4. Check the temperature — To make sure the turkey is fully cooked, check the temperature in three places: the breast, the outer thigh and the inside thigh. In every case, the meat should be at least 165 degrees. If any place is under that temperature, put the turkey back in the oven for another 20 minutes. Shield the breast meat with foil if needed to keep it from overcooking.
5. Leftovers — Once you’ve sat down at the table, don’t forget about the turkey back on the counter. The leftover meat needs to be refrigerated within two hours of cooking.
Smoked turkey whole-grain slider
All you need
•4 Hy-Vee Bakery Fresh 100% whole-grain cocktail buns
•¼ cup apple butter, divided
•¼ pound Di Lusso deli sliced smoked turkey or leftover turkey, divided
•2 (1 oz each) slices Havarti cheese, halved and divided
•1 medium apple, such as Granny Smith or Braeburn, cored and thinly sliced
•4 fresh lettuce leaves
All you do
1. Place buns on cutting board and split open. Spread apple butter evenly on top side of each bun.

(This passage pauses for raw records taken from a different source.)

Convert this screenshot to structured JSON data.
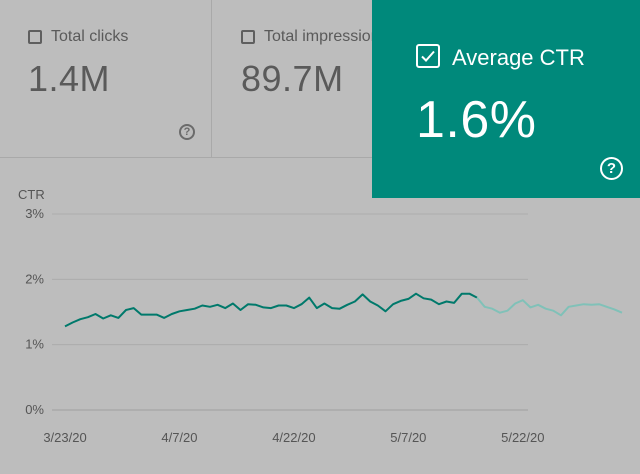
{
  "metrics": {
    "clicks": {
      "label": "Total clicks",
      "value": "1.4M",
      "checked": false
    },
    "impressions": {
      "label": "Total impressions",
      "value": "89.7M",
      "checked": false
    },
    "ctr": {
      "label": "Average CTR",
      "value": "1.6%",
      "checked": true,
      "color": "#00897b"
    }
  },
  "help_icon_glyph": "?",
  "chart_data": {
    "type": "line",
    "ylabel": "CTR",
    "ylim": [
      0,
      3
    ],
    "y_ticks": [
      "3%",
      "2%",
      "1%",
      "0%"
    ],
    "x_ticks": [
      "3/23/20",
      "4/7/20",
      "4/22/20",
      "5/7/20",
      "5/22/20"
    ],
    "grid": true,
    "series": [
      {
        "color": "#00796b",
        "faded_tail_color": "#80c1b8",
        "x_start": "3/23/20",
        "values": [
          1.28,
          1.34,
          1.39,
          1.42,
          1.47,
          1.4,
          1.45,
          1.41,
          1.53,
          1.56,
          1.46,
          1.46,
          1.46,
          1.41,
          1.47,
          1.51,
          1.53,
          1.55,
          1.6,
          1.58,
          1.61,
          1.56,
          1.63,
          1.53,
          1.62,
          1.61,
          1.57,
          1.56,
          1.6,
          1.6,
          1.56,
          1.62,
          1.72,
          1.56,
          1.63,
          1.56,
          1.55,
          1.61,
          1.66,
          1.77,
          1.66,
          1.6,
          1.51,
          1.62,
          1.67,
          1.7,
          1.78,
          1.71,
          1.69,
          1.62,
          1.66,
          1.64,
          1.78,
          1.78,
          1.72,
          1.58,
          1.55,
          1.49,
          1.52,
          1.63,
          1.68,
          1.57,
          1.61,
          1.55,
          1.52,
          1.45,
          1.58,
          1.6,
          1.62,
          1.61,
          1.62,
          1.58,
          1.54,
          1.49
        ]
      }
    ]
  }
}
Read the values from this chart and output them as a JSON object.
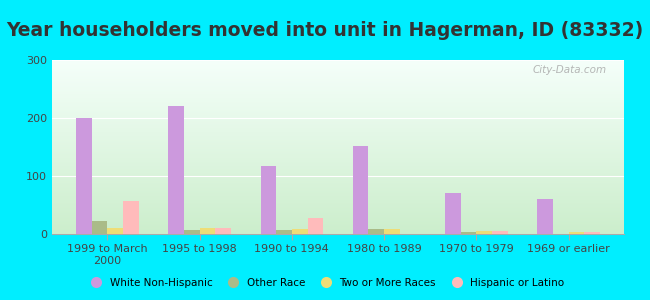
{
  "title": "Year householders moved into unit in Hagerman, ID (83332)",
  "categories": [
    "1999 to March\n2000",
    "1995 to 1998",
    "1990 to 1994",
    "1980 to 1989",
    "1970 to 1979",
    "1969 or earlier"
  ],
  "series": {
    "White Non-Hispanic": [
      200,
      220,
      117,
      152,
      70,
      60
    ],
    "Other Race": [
      22,
      7,
      7,
      8,
      3,
      0
    ],
    "Two or More Races": [
      10,
      10,
      8,
      8,
      5,
      3
    ],
    "Hispanic or Latino": [
      57,
      10,
      28,
      0,
      5,
      3
    ]
  },
  "colors": {
    "White Non-Hispanic": "#cc99dd",
    "Other Race": "#aabb88",
    "Two or More Races": "#eedd77",
    "Hispanic or Latino": "#ffbbbb"
  },
  "bar_width": 0.17,
  "ylim": [
    0,
    300
  ],
  "yticks": [
    0,
    100,
    200,
    300
  ],
  "outer_bg": "#00eeff",
  "title_fontsize": 13.5,
  "title_color": "#333333",
  "watermark": "City-Data.com",
  "grad_top": "#f5fffa",
  "grad_bottom": "#cceecc"
}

2. On the bottom bun half without apple butter, place 1 oz. turkey, a half slice of Havarti cheese, one-fourth the apple slices and a lettuce leaf. Repeat for other 3 bun halves.
3. Top each prepared bun bottom with the top half, apple-butter-side down.
Nutrition facts per serving: 200 calories, 7 g fat, 3.5 g saturated fat, 0 g trans fat, 35 mg cholesterol, 530 mg sodium, 29 g carbohydrates, 2 g fiber, 14 g sugar, 11 g protein. 40% vitamin A, 6% vitamin C, 10% calcium, 15% iron.